Robust Resource Allocation with Joint Carrier Aggregation for Multi-Carrier Cellular Networks

TL;DR

This paper introduces a robust, utility-based resource allocation algorithm for multi-carrier cellular networks that ensures fair, optimal distribution of resources among users with different traffic types, adapting to traffic conditions.

Contribution

It proposes a novel, distributed algorithm for joint carrier aggregation that prevents resource allocation fluctuations and guarantees minimum QoS based on application type.

Findings

Algorithm prevents fluctuations in resource allocation.

Provides traffic-dependent pricing for network providers.

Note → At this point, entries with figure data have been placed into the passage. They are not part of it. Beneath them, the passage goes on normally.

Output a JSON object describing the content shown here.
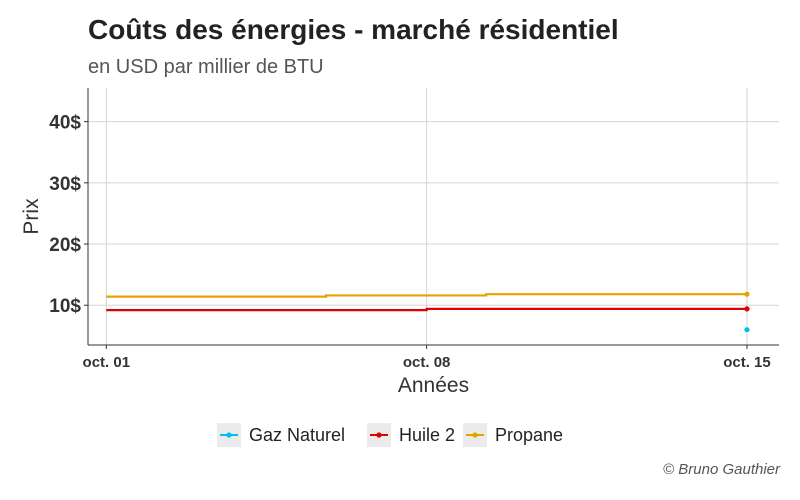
{
  "title": "Coûts des énergies - marché résidentiel",
  "subtitle": "en USD par millier de BTU",
  "caption": "© Bruno Gauthier",
  "chart_data": {
    "type": "line",
    "xlabel": "Années",
    "ylabel": "Prix",
    "x_ticks": [
      "oct. 01",
      "oct. 08",
      "oct. 15"
    ],
    "x_tick_values": [
      1,
      8,
      15
    ],
    "xlim": [
      0.6,
      15.7
    ],
    "y_ticks": [
      10,
      20,
      30,
      40
    ],
    "y_tick_labels": [
      "10$",
      "20$",
      "30$",
      "40$"
    ],
    "ylim": [
      3.5,
      45.5
    ],
    "grid": true,
    "legend_position": "bottom",
    "series": [
      {
        "name": "Gaz Naturel",
        "color": "#00BFE8",
        "x": [
          15
        ],
        "y": [
          6.0
        ]
      },
      {
        "name": "Huile 2",
        "color": "#E00000",
        "x": [
          1,
          8,
          8,
          15
        ],
        "y": [
          9.2,
          9.2,
          9.4,
          9.4
        ]
      },
      {
        "name": "Propane",
        "color": "#E8A200",
        "x": [
          1,
          5.8,
          5.8,
          9.3,
          9.3,
          15
        ],
        "y": [
          11.4,
          11.4,
          11.6,
          11.6,
          11.8,
          11.8
        ]
      }
    ]
  }
}
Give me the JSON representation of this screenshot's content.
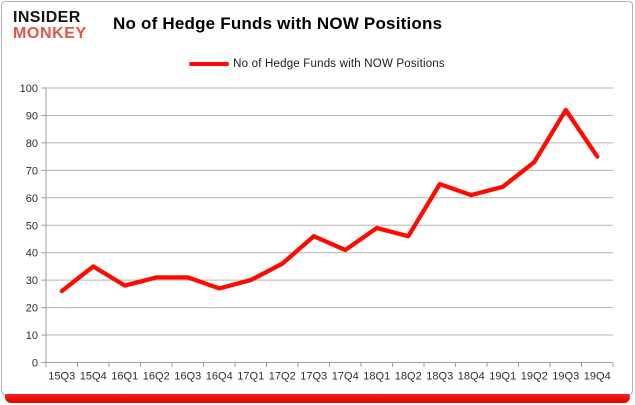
{
  "brand": {
    "line1": "INSIDER",
    "line2": "MONKEY"
  },
  "header": {
    "title": "No of Hedge Funds with NOW Positions"
  },
  "legend": {
    "label": "No of Hedge Funds with NOW Positions"
  },
  "colors": {
    "series": "#fe0a00",
    "grid": "#b3b3b3",
    "axis": "#9e9e9e",
    "tick_text": "#2e2e2e",
    "brand_black": "#151413",
    "brand_red": "#e2544a",
    "bottom_bar": "#ee0d04"
  },
  "chart_data": {
    "type": "line",
    "title": "No of Hedge Funds with NOW Positions",
    "categories": [
      "15Q3",
      "15Q4",
      "16Q1",
      "16Q2",
      "16Q3",
      "16Q4",
      "17Q1",
      "17Q2",
      "17Q3",
      "17Q4",
      "18Q1",
      "18Q2",
      "18Q3",
      "18Q4",
      "19Q1",
      "19Q2",
      "19Q3",
      "19Q4"
    ],
    "series": [
      {
        "name": "No of Hedge Funds with NOW Positions",
        "color": "#fe0a00",
        "values": [
          26,
          35,
          28,
          31,
          31,
          27,
          30,
          36,
          46,
          41,
          49,
          46,
          65,
          61,
          64,
          73,
          92,
          75
        ]
      }
    ],
    "xlabel": "",
    "ylabel": "",
    "ylim": [
      0,
      100
    ],
    "ytick_step": 10,
    "grid": true,
    "legend_position": "top-center"
  }
}
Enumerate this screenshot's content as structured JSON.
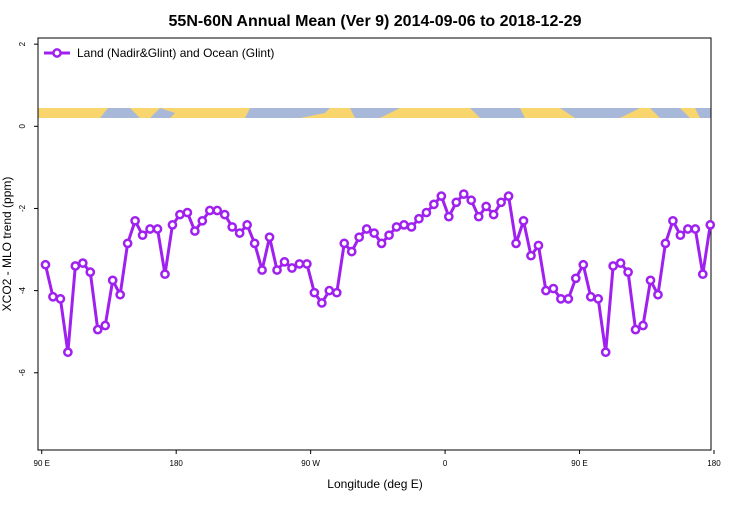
{
  "chart_data": {
    "type": "line",
    "title": "55N-60N Annual Mean (Ver 9)   2014-09-06 to 2018-12-29",
    "x_label": "Longitude (deg E)",
    "y_label": "XCO2 - MLO trend (ppm)",
    "series": [
      {
        "name": "Land (Nadir&Glint) and Ocean (Glint)",
        "color": "#a020f0",
        "x": [
          92.5,
          97.5,
          102.5,
          107.5,
          112.5,
          117.5,
          122.5,
          127.5,
          132.5,
          137.5,
          142.5,
          147.5,
          152.5,
          157.5,
          162.5,
          167.5,
          172.5,
          177.5,
          182.5,
          187.5,
          192.5,
          197.5,
          202.5,
          207.5,
          212.5,
          217.5,
          222.5,
          227.5,
          232.5,
          237.5,
          242.5,
          247.5,
          252.5,
          257.5,
          262.5,
          267.5,
          272.5,
          277.5,
          282.5,
          287.5,
          292.5,
          297.5,
          302.5,
          307.5,
          312.5,
          317.5,
          322.5,
          327.5,
          332.5,
          337.5,
          342.5,
          347.5,
          352.5,
          357.5,
          362.5,
          367.5,
          372.5,
          377.5,
          382.5,
          387.5,
          392.5,
          397.5,
          402.5,
          407.5,
          412.5,
          417.5,
          422.5,
          427.5,
          432.5,
          437.5,
          442.5,
          447.5,
          452.5,
          457.5,
          462.5,
          467.5,
          472.5,
          477.5,
          482.5,
          487.5,
          492.5,
          497.5,
          502.5,
          507.5,
          512.5,
          517.5,
          522.5,
          527.5,
          532.5,
          537.5
        ],
        "values": [
          -3.37,
          -4.15,
          -4.2,
          -5.5,
          -3.4,
          -3.33,
          -3.55,
          -4.95,
          -4.85,
          -3.75,
          -4.1,
          -2.85,
          -2.3,
          -2.65,
          -2.5,
          -2.5,
          -3.6,
          -2.4,
          -2.15,
          -2.1,
          -2.55,
          -2.3,
          -2.05,
          -2.05,
          -2.15,
          -2.45,
          -2.6,
          -2.4,
          -2.85,
          -3.5,
          -2.7,
          -3.5,
          -3.3,
          -3.45,
          -3.35,
          -3.35,
          -4.05,
          -4.3,
          -4.0,
          -4.05,
          -2.85,
          -3.05,
          -2.7,
          -2.5,
          -2.6,
          -2.85,
          -2.65,
          -2.45,
          -2.4,
          -2.45,
          -2.25,
          -2.1,
          -1.9,
          -1.7,
          -2.2,
          -1.85,
          -1.65,
          -1.8,
          -2.2,
          -1.95,
          -2.15,
          -1.85,
          -1.7,
          -2.85,
          -2.3,
          -3.15,
          -2.9,
          -4.0,
          -3.95,
          -4.2,
          -4.2,
          -3.7,
          -3.37,
          -4.15,
          -4.2,
          -5.5,
          -3.4,
          -3.33,
          -3.55,
          -4.95,
          -4.85,
          -3.75,
          -4.1,
          -2.85,
          -2.3,
          -2.65,
          -2.5,
          -2.5,
          -3.6,
          -2.4
        ]
      }
    ],
    "xlim": [
      87.5,
      538
    ],
    "xticks": [
      {
        "value": 90,
        "label": "90 E"
      },
      180,
      {
        "value": 270,
        "label": "90 W"
      },
      {
        "value": 360,
        "label": "0"
      },
      {
        "value": 450,
        "label": "90 E"
      },
      {
        "value": 540,
        "label": "180"
      }
    ],
    "ylim": [
      -7.88,
      2.15
    ],
    "yticks": [
      2,
      0,
      -2,
      -4,
      -6
    ],
    "legend": "top-left"
  }
}
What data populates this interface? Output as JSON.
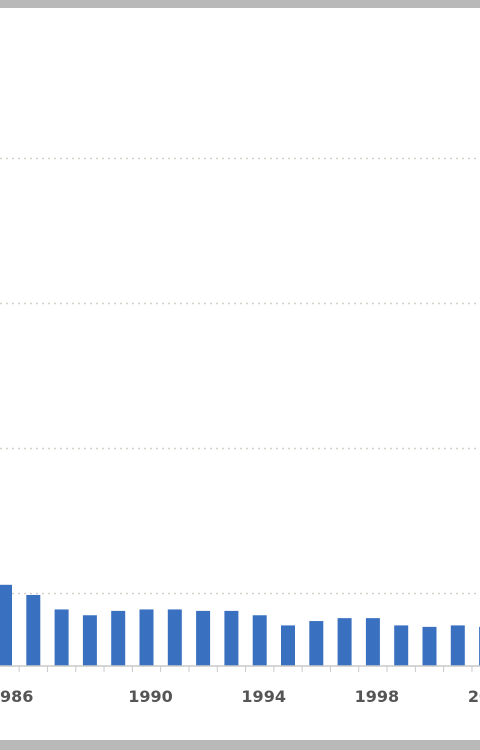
{
  "chart_data": {
    "type": "bar",
    "title": "",
    "xlabel": "",
    "ylabel": "",
    "grid": true,
    "series_color": "#3a70c0",
    "categories": [
      "1985",
      "1986",
      "1987",
      "1988",
      "1989",
      "1990",
      "1991",
      "1992",
      "1993",
      "1994",
      "1995",
      "1996",
      "1997",
      "1998",
      "1999",
      "2000",
      "2001",
      "2002",
      "2003"
    ],
    "values": [
      56,
      49,
      39,
      35,
      38,
      39,
      39,
      38,
      38,
      35,
      28,
      31,
      33,
      33,
      28,
      27,
      28,
      27,
      29
    ],
    "ylim": [
      0,
      350
    ],
    "yticks": [
      50,
      150,
      250,
      350
    ],
    "x_tick_labels": [
      {
        "category": "1986",
        "label": "986"
      },
      {
        "category": "1990",
        "label": "1990"
      },
      {
        "category": "1994",
        "label": "1994"
      },
      {
        "category": "1998",
        "label": "1998"
      },
      {
        "category": "2002",
        "label": "2002"
      }
    ]
  }
}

Achieves optimal rates for users in various traffic scenarios.

Abstract

In this paper, we present a novel approach for robust optimal resource allocation with joint carrier aggregation to allocate multiple carriers resources optimally among users with elastic and inelastic traffic in cellular networks. We use utility proportional fairness allocation policy, where the fairness among users is in utility percentage of the application running on the user equipment (UE). Each UE is assigned an application utility function based on the type of its application. Our objective is to allocate multiple carriers resources optimally among users subscribing for mobile services. In addition, each user is guaranteed a minimum quality of service (QoS) that varies based on the user's application type. We present a robust algorithm that solves the drawback in the algorithm presented in [1] by preventing the fluctuations in the resource allocation process, in the case of scarce resources, and allocates optimal rates for both high-traffic and low-traffic situations. Our distributed resource allocation algorithm allocates an optimal rate to each user from all carriers in its range while providing the minimum price for the allocated rate. In addition, we analyze the convergence of the algorithm with different network traffic densities and show that our algorithm provides traffic dependent pricing for network providers. Finally, we present simulation results for the performance of our resource allocation algorithm.